Ces différents éléments sont pourtant largement préexistants aux usages numériques : passion pour un objet ou une activité, disputes et harcèlement, curiosité sexuelle et badinage précoce n’ont pas attendu les écrans pour être vus comme problématiques sur un plan social, psychologique ou moral. Mais, aux yeux de nombreux adultes, le déplacement d’un certain nombre de pratiques de la vie courante vers les espaces numériques génère des questionnements, des polémiques, des inquiétudes. Les écrans et leurs usages sont fréquemment accusés d’être la cause de problèmes neufs, ou, à tout le moins, d’amplifier ces derniers.

Ainsi se répandent dans le grand public des concepts associés aux pathologies psychologiques ou sociales, comme la cyberdépendance ou la toxicomanie des réseaux sociaux, le cyberharcèlement.  Ces notions sont largement discutées par les chercheurs et chercheuses, qui préfèrent décrire des comportements de consommation excessive ou problématique, et avancent la nécessité de délimiter avec plus de justesse ce que ces notions recouvrent.

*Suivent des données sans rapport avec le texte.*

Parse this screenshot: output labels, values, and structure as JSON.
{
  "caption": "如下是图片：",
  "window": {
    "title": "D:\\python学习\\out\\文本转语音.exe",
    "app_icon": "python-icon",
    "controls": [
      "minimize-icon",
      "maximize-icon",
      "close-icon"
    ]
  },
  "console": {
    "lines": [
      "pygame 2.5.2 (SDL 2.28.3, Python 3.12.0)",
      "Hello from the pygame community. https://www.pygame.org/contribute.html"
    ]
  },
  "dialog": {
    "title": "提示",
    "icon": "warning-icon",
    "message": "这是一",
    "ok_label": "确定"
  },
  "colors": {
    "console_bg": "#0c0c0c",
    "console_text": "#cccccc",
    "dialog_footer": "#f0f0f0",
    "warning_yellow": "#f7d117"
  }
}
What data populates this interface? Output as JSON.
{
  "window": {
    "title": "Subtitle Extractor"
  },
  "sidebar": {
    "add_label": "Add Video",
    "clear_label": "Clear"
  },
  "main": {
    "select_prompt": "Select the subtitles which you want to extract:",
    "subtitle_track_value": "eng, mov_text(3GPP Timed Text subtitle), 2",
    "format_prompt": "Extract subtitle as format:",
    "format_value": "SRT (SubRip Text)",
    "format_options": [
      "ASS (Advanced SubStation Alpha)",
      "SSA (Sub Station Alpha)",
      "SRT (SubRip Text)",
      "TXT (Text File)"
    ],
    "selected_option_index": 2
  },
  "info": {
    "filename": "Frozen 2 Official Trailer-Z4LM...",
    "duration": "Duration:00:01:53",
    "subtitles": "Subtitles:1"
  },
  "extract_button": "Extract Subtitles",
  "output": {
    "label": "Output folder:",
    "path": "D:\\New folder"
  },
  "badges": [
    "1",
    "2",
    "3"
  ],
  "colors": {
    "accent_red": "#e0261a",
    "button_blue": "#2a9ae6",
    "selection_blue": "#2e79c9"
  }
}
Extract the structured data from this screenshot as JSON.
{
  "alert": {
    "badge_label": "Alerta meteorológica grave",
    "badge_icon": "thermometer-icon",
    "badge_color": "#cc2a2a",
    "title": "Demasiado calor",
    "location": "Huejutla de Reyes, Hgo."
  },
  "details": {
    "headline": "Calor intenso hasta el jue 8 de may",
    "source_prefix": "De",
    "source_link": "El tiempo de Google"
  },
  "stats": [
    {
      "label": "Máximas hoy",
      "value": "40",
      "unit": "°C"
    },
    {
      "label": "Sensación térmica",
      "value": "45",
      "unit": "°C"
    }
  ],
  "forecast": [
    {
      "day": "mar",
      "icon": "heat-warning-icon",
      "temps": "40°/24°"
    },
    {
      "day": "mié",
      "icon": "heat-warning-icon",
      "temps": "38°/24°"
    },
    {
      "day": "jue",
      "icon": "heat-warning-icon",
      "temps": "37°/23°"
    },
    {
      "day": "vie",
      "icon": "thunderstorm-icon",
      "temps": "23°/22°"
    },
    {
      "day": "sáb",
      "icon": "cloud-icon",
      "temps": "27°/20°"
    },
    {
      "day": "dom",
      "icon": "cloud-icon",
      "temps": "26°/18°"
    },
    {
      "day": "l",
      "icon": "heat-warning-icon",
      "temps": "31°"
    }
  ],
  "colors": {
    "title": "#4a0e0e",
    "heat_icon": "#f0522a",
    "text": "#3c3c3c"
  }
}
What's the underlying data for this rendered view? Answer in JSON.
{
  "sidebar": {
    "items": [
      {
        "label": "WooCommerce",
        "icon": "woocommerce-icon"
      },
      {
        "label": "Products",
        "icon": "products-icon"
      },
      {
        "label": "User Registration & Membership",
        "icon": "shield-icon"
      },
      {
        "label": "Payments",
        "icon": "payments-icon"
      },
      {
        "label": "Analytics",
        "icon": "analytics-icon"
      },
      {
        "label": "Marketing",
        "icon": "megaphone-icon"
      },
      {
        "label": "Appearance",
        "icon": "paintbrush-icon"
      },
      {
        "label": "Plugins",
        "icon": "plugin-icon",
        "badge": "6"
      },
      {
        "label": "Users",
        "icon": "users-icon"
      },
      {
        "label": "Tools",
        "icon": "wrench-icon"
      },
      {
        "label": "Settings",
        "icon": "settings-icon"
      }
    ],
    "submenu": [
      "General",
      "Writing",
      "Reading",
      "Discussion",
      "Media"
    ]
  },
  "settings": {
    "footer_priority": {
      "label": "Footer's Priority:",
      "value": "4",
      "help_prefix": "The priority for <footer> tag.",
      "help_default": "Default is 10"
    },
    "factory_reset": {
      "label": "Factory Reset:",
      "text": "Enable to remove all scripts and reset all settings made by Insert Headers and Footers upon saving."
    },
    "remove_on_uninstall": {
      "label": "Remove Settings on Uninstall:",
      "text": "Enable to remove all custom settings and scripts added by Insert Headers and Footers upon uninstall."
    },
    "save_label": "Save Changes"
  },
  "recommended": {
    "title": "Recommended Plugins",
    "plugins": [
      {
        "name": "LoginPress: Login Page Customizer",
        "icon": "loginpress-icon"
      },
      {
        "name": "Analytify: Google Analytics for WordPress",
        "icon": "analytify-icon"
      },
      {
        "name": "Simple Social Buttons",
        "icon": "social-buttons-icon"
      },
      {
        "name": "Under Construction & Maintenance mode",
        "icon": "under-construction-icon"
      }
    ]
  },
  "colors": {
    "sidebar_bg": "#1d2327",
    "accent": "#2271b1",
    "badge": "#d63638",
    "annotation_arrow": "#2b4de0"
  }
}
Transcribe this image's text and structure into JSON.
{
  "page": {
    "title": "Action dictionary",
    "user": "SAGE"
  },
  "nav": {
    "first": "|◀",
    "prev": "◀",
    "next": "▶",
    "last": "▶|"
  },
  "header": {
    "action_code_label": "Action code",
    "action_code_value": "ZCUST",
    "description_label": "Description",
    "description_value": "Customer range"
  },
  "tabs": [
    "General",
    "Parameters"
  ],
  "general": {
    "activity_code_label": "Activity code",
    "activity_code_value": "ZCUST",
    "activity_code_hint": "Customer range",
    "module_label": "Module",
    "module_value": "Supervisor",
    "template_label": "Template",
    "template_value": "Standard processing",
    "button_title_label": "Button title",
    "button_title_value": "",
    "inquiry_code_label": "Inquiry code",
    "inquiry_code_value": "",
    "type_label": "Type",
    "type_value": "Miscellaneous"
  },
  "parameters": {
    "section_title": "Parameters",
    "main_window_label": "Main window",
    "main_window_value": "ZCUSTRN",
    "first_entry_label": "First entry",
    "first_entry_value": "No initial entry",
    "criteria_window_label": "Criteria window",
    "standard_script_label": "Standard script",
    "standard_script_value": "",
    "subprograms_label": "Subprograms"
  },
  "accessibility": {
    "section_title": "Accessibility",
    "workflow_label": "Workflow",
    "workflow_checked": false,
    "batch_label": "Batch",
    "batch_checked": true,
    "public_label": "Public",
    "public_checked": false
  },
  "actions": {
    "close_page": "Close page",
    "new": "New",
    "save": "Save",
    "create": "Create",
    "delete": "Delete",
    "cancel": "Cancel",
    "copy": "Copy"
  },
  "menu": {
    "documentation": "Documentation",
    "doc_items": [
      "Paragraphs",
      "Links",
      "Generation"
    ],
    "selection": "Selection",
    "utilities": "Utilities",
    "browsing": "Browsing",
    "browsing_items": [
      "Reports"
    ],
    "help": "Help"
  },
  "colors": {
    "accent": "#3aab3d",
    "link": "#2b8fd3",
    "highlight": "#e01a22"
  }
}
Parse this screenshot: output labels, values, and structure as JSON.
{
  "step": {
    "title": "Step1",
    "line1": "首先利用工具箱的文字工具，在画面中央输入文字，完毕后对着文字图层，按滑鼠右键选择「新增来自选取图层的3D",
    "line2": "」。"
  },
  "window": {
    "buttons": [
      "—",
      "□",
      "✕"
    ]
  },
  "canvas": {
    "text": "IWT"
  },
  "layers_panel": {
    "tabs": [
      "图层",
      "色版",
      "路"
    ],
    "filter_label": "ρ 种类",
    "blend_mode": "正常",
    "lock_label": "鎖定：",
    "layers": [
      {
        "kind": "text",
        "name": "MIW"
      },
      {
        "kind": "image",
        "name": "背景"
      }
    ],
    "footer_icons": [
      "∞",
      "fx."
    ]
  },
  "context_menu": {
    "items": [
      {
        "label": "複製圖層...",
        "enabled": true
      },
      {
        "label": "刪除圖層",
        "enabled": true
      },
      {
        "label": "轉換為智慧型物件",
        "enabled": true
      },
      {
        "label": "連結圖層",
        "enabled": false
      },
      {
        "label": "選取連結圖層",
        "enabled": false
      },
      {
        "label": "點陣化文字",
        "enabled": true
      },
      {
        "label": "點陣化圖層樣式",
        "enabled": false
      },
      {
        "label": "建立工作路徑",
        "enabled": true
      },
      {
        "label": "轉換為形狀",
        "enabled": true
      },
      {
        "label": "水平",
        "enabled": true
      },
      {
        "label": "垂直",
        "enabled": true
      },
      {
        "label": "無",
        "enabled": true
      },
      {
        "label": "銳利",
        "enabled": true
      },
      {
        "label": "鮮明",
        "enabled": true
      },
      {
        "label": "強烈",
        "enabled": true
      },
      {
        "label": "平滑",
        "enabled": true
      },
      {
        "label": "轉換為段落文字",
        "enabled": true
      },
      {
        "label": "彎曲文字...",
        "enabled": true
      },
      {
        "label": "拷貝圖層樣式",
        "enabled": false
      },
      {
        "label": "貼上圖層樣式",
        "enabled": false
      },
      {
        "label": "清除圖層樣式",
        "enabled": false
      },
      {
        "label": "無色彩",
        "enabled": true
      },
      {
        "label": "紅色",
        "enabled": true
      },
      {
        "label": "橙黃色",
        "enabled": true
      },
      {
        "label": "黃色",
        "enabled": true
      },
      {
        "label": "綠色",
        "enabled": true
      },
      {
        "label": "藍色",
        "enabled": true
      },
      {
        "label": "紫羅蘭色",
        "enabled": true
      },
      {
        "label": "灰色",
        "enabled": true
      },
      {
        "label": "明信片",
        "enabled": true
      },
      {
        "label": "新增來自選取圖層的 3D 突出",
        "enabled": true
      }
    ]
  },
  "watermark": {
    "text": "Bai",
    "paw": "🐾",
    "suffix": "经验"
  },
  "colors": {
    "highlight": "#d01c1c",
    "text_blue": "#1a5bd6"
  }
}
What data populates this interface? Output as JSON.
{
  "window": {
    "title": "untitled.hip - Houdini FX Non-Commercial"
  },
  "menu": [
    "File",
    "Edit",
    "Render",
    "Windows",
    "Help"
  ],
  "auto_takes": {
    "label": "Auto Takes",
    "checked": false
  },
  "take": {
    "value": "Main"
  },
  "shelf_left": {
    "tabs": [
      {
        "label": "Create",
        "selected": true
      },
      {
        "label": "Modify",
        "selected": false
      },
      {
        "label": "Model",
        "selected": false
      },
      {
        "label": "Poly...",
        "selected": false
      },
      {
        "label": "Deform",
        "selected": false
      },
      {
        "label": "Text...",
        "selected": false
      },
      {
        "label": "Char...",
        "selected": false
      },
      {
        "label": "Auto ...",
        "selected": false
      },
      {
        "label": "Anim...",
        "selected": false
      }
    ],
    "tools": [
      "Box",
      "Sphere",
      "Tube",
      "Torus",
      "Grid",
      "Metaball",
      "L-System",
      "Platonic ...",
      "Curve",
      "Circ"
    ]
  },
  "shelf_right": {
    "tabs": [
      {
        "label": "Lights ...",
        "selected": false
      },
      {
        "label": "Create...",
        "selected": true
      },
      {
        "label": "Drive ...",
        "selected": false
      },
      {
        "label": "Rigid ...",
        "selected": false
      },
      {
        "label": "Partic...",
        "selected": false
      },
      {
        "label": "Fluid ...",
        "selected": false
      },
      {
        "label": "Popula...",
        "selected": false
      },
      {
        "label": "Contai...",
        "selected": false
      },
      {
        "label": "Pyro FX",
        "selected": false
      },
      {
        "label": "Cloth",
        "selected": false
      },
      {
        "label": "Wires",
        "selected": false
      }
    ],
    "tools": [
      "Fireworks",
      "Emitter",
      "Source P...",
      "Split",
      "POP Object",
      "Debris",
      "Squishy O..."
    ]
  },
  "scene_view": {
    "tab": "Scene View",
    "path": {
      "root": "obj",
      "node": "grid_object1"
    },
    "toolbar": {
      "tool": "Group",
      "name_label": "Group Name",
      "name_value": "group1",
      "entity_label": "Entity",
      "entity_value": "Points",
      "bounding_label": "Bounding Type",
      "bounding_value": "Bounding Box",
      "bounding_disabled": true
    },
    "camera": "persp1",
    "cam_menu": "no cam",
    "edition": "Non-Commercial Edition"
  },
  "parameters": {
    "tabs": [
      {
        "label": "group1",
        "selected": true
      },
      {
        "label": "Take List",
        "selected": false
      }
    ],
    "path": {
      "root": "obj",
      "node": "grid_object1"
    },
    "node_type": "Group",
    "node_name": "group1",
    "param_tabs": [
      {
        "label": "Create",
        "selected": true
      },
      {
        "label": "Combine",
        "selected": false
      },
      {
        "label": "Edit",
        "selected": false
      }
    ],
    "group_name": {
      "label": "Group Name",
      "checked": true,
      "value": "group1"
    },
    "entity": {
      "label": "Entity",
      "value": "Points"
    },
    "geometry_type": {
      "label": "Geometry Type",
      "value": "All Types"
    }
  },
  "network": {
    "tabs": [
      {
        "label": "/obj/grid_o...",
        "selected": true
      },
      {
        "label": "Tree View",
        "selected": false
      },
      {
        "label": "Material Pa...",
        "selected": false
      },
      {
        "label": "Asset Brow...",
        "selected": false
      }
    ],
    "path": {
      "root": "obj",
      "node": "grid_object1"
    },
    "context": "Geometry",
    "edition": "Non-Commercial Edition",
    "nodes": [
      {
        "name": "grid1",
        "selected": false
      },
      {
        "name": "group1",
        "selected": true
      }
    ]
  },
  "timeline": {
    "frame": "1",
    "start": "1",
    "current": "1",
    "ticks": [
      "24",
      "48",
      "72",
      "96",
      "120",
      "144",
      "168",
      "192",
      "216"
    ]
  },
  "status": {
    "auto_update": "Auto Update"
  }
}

Les discours communément répandus négligent souvent de questionner avec précision les pratiques numériques juvéniles aux finalités pourtant fondamentales. Les supports d’information destinés au grand public alertent régulièrement l’opinion sur les seuls usages relationnels problématiques. Ils donnent l’impression que le phénomène est à la fois récent, exclusif et d’une ampleur inédite. On s’inquiète, plutôt qu’on évalue les relations complexes entre les besoins adolescents et les nouveaux espaces où ceux-ci s’expriment désormais.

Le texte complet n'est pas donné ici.